Population stability in salmon species: effects of population size and female reproductive allocation
Sigurd Einum, Norwegian Institute for Nature Research, Tungasletta 2, NO-7485 Trondheim, Norway. Tel: + 47 73 80 15 21 (direct)/+ 47 73 80 14 00 (switchboard), Fax: + 47 73 80 14 01; E-mail: email@example.com
- 1Population stability (i.e. level of temporal variation in population abundance) is linked commonly to levels of environmental disturbances. However, populations may also differ in their propensity to dampen or amplify the effects of exogenous forces. Here time-series of population estimates were used to test for such differences among 104 populations of six salmon species.

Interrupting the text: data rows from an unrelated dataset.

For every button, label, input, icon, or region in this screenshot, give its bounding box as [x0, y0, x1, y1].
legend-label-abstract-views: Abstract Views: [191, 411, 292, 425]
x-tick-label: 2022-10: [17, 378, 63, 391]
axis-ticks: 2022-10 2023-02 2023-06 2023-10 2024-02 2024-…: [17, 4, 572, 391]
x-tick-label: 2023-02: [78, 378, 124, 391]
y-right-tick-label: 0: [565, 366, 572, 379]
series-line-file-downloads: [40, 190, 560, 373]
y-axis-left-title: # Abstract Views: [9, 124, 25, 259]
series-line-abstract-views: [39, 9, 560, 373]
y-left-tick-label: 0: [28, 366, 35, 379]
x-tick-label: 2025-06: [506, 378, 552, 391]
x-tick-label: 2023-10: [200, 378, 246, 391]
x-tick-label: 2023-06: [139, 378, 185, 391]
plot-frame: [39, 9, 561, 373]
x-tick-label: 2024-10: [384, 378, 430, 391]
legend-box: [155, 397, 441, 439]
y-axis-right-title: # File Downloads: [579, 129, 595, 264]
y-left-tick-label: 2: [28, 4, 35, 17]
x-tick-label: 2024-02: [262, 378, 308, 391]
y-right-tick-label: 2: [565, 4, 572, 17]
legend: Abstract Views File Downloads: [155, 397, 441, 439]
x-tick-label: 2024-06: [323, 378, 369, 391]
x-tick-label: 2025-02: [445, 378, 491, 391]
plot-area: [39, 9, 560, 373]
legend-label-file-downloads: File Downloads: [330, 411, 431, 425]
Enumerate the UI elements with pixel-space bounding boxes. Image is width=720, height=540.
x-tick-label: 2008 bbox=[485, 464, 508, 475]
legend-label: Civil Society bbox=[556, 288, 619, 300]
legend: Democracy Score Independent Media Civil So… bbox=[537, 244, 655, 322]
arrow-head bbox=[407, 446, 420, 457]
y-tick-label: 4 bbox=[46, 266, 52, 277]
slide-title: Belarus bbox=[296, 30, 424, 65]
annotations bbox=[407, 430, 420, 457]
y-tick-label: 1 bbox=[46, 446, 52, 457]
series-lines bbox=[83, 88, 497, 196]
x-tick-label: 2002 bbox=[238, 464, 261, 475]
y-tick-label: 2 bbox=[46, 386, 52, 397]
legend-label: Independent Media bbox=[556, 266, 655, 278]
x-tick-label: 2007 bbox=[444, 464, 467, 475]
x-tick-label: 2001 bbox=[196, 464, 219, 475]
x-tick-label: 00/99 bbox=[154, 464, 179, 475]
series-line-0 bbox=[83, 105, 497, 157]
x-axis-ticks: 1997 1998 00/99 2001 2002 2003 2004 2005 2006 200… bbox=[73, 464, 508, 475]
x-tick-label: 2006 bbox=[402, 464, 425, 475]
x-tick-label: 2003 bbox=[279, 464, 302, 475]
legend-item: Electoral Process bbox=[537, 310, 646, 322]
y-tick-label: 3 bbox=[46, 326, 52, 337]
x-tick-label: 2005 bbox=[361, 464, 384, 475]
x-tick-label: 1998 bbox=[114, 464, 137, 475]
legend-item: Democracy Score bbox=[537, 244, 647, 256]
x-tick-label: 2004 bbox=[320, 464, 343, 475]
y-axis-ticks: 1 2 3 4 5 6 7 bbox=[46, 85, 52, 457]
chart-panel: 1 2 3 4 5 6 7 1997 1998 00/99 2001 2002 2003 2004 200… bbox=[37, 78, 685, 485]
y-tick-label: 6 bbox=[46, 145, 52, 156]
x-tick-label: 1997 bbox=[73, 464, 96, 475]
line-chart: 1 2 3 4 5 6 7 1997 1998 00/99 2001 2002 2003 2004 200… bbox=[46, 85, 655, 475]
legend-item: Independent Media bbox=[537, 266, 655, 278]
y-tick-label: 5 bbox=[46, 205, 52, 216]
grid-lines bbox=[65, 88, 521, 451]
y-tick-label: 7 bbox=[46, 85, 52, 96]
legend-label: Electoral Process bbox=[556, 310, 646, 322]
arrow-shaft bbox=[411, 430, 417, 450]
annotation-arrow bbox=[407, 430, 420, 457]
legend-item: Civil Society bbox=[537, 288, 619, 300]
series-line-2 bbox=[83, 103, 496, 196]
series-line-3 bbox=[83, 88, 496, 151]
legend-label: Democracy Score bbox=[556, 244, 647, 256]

- 2At the species level, Atlantic (Salmo salar L.), chinook (Oncorhynchus tshawytscha Walbaum) and coho salmon (O. kisutch W) were less variable than sockeye (O. nerka W) and pink salmon (O. gorbuscha W). Chum salmon (O. keta W) was more similar to sockeye and pink salmon. These differences may be related in part to differences in body size, and hence susceptibility to adverse environmental conditions, at the time when they migrate to the sea or lakes.
- 3At the population level no effect of fecundity on variability was found, in contrast to findings for marine fishes, nor of egg size. Whereas substantial differences in the temporal stability of environmental factors among geographically close populations may over-ride any effects of fecundity or egg size in fresh water, this is less likely in the marine environment where spatial autocorrelations of environmental variability are more pronounced.
- 4Variation in population sizes was related positively to the duration of time-series when using standard deviations of ln-transformed population estimates, and also when using linearly detrended population variation, suggesting non-linear long-term abundance trends in salmon populations that extend beyond the 7-year period of the shortest time-series.
- 5When controlling for differences among species, stability increased with increasing population size, and it is hypothesized that this is due to large populations having a more complex spatial and genetic structure than small populations due to wider spatial distribution. The effects of population size on stability, as well as differences in stability among species, suggest that population- and organism-specific characteristics may interact with exogenous forces to shape salmon population dynamics.